Tebboune a-t-il tenté d’impliquer Kagame dans la question du Sahara ? Lecture de la visite du président rwandais en Algérie et ses répercussions diplomatiques
Dans une scène diplomatique marquante, l’Algérie a accueilli le président rwandais Paul Kagame pour une visite officielle de deux jours, couronnée par la signature de plusieurs accords bilatéraux. Ce qui devait être une simple étape visant à renforcer la coopération économique et technique s’est transformé en une plateforme pour une tentative politique d’instrumentaliser la question du Sahara marocain — un geste qui soulève des interrogations sur les limites de la diplomatie et la crédibilité des positions officielles.
Tebboune parle… Kagame ne comprend pas !
Lors de la conférence de presse de clôture, le président algérien Abdelmadjid Tebboune a choisi de s’exprimer en arabe, sans fournir de traduction simultanée à l’invité rwandais, transformant la rencontre en un véritable « monologue ». Plus surprenant encore, Tebboune a annoncé unilatéralement que le Rwanda et l’Algérie « soutiennent le droit à l’autodétermination du peuple sahraoui ».
Cependant, cette déclaration n’a trouvé aucun écho dans les communications ultérieures du président Kagame. Ce dernier s’est contenté, dans un tweet sur son compte officiel X (anciennement Twitter), de mentionner les dossiers abordés et les accords signés — notamment dans les domaines du transport aérien, de l’agriculture, de l’éducation, de la formation, de l’investissement et des communications — sans aucun mot sur la question du Sahara.

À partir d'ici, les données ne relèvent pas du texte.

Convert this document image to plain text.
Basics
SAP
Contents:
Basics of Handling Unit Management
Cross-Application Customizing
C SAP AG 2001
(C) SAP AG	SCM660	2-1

President Kagame and President @TebbouneAmadjid led bilateral discussions with their delegations before witnessing the signing of agreements on Air Service, Visa Exemption, Communication, Police, Pharmaceutical Industries, Higher Education, Agriculture, Entrepreneurship,… pic.twitter.com/U4cKVWWde7
— Presidency | Rwanda (@UrugwiroVillage) June 3, 2025
Le président rwandais a-t-il vraiment adhéré à cette position ? Ou Tebboune a-t-il une nouvelle fois tenté d’exporter une position interne au détriment de la vérité diplomatique ?
Le silence de Kagame… un refus implicite ?
En diplomatie, le silence est parfois plus éloquent que les mots. Connu pour sa précision dans le langage politique, Kagame n’a ni confirmé ni infirmé la déclaration de Tebboune, traduisant un refus implicite d’être impliqué dans un conflit régional complexe.
Il est important de rappeler que le Rwanda a retiré depuis plusieurs années sa reconnaissance de la soi-disant « République arabe sahraouie démocratique » dans le cadre d’une révision pragmatique de sa politique africaine, axée sur la stabilité plutôt que sur des conflits fabriqués. Ce tournant a été souligné dans des rapports internationaux tels que ceux de l’Institut d’études de sécurité (ISS) et du magazine African Arguments, qui décrivent l’orientation de Kigali vers une politique étrangère équilibrée et non conflictuelle.
L’usage des « invités » dans la politique algérienne
Ce n’est pas la première fois que l’Algérie tente de « lire les intentions » au nom de ses invités. Par le passé, des positions favorables au Polisario ont été attribuées à des pays africains et asiatiques qui n’ont jamais émis de déclarations officielles, certains les ayant même démenties par la suite. Cela soulève une question préoccupante : le discours diplomatique algérien est-il devenu un outil de fabrication politique plutôt qu’un dialogue responsable ?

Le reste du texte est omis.